Nos dezoito anos seguintes combateu uma série de batalhas e guerras que o fizeram o governador supremo do Império Romano. Como Maximiano desejava retomar sua posição de Augusto, da qual havia-se afastado a contragosto junto com Diocleciano, Constantino recebeu-o na sua corte e aliou-se a ele por um casamento em 307 com a filha de sete anos de Maximiano, Fausta, o que lhe permitiu ser reconhecido tacitamente como Augusto em 308 por Galério, numa conferência dos tetrarcas em Carnuntum (atual Petronell-Carnuntum na Áustria). Em 309, no entanto, Constantino enfrentaria seu sogro, que tentava recuperar abertamente o poder, capturando-o em Marselha e fazendo assassiná-lo; em 310, Constantino seria formalmente reconhecido como Augusto por Galério.[5] Severo havendo sido entrementes eliminado, em 307, por Maxêncio, filho de Maximiano que havia-se proclamado imperador em Roma, Constantino deveria acabar por enfrentrar seu cunhado para conseguir o domínio completo do Ocidente romano. Após uma série de mediações fracassadas e lutas confusas, Constantino, após apoiar o usurpador africano Lúcio Domício Alexandre, cortando o suprimento de trigo de Roma, de 308 a 309, desceu em 312 até a Itália para eliminar Maxêncio.

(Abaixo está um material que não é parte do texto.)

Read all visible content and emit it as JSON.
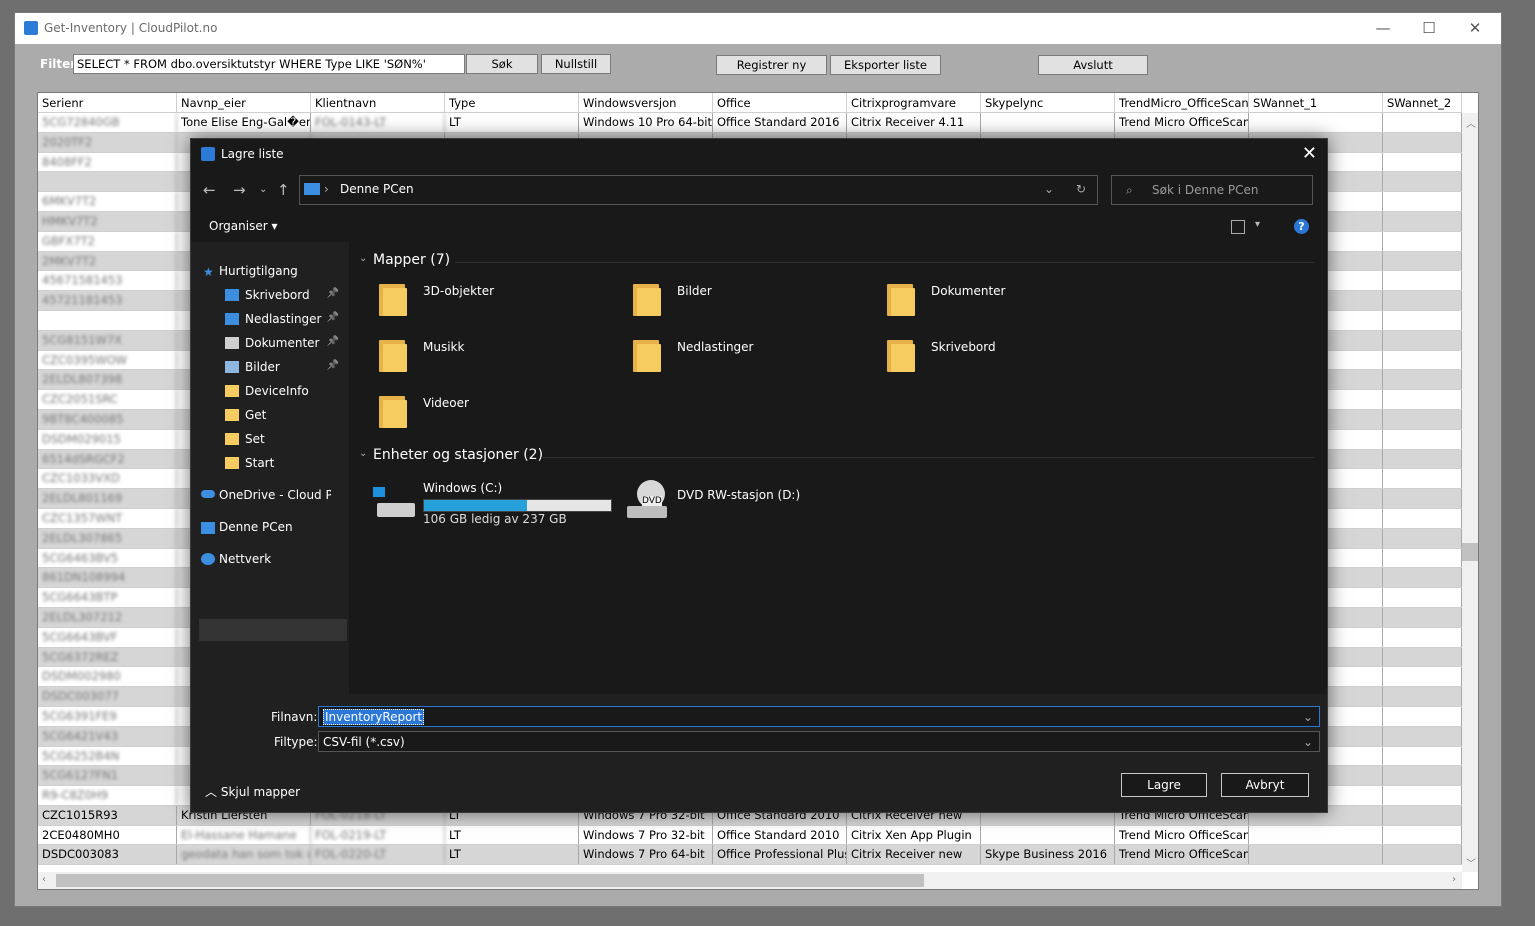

Essas guerras civis constantes e prolongadas fizeram de Constantino, antes de mais nada, um reformador militar, que, para aumentar o número de tropas a sua disposição imediata, constituiu o cortejo militar do imperador (comitatus) num corpo de tropas de elite autosuficiente - um verdadeiro exército de campanha - principalmente pelo recrutamento de grande número de germanos que se apresentavam ao exército romano nos termos de diversos tratados de paz, a começar pelo chefe dos alamanos Chrocus, que teve um papel decisivo na aclamação de Constantino como Augusto.[6]
[editar] Religião
O fato de Constantino ser um imperador de legitimidade duvidosa foi algo que sempre influiu nas suas preocupações religiosas e ideológicas: enquanto esteve diretamente ligado a Maximiano, ele apresentou-se como o protegido de Hércules, deus que havia sido apresentado como padroeiro de Maximiano na primeira Tetrarquia; ao romper com seu sogro e eliminá-lo, Constantino passou a colocar-se sob a proteção da divindade padroeira dos imperadores-soldados do século anterior, Deus Sol Invicto, ao mesmo tempo que fez circular uma ficção genealógica (um panegírico da época, para disfarçar a óbvia invenção, falava, dirigindo-se retoricamente ao próprio Constantino, que se tratava de fato "ignorado pela multidão, mas perfeitamente conhecido pelos que te amam") pala qual ele seria o descendente do imperador Cláudio II - ou Cláudio Gótico - conhecido pelas suas grandes vitórias militares, por haver restabelecido a disciplina no exército romano, e por ter estimulado o culto ao Sol.[7]Constantino acabou, no entanto, por entrar na História como primeiro imperador romano a professar o cristianismo, na seqüência da sua vitória sobre Maxêncio na Batalha da Ponte Mílvio, em 28 de outubro de 312, perto de Roma, que ele mais tarde atribuiu ao Deus cristão. Segundo a tradição, na noite anterior à batalha sonhou com uma cruz, e nela estava escrito em latim:
In hoc signo vinces | — "Sob este símbolo vencerás" |
No entanto, é certo que Constantino era atraído, enquanto homem de estado, pela religiosidade e pelas práticas piedosas - ainda que se tratasse da piedade ritual do paganismo: o Senado Romano, ao erguer em honra a Constantino o seu arco do triunfo, o Arco de Constantino, fez inscrever sobre este que sua vitória devia-se à "inspiração da Divindade"(instinctu divinitatis mentis), o que certamente ia de encontro às idéias do próprio imperador. Até um período muito tardio de seu reinado, no entanto, Constantino não abandonou claramente sua adoração com relação ao deus imperial Sol, que manteve como símbolo principal em suas moedas até 315.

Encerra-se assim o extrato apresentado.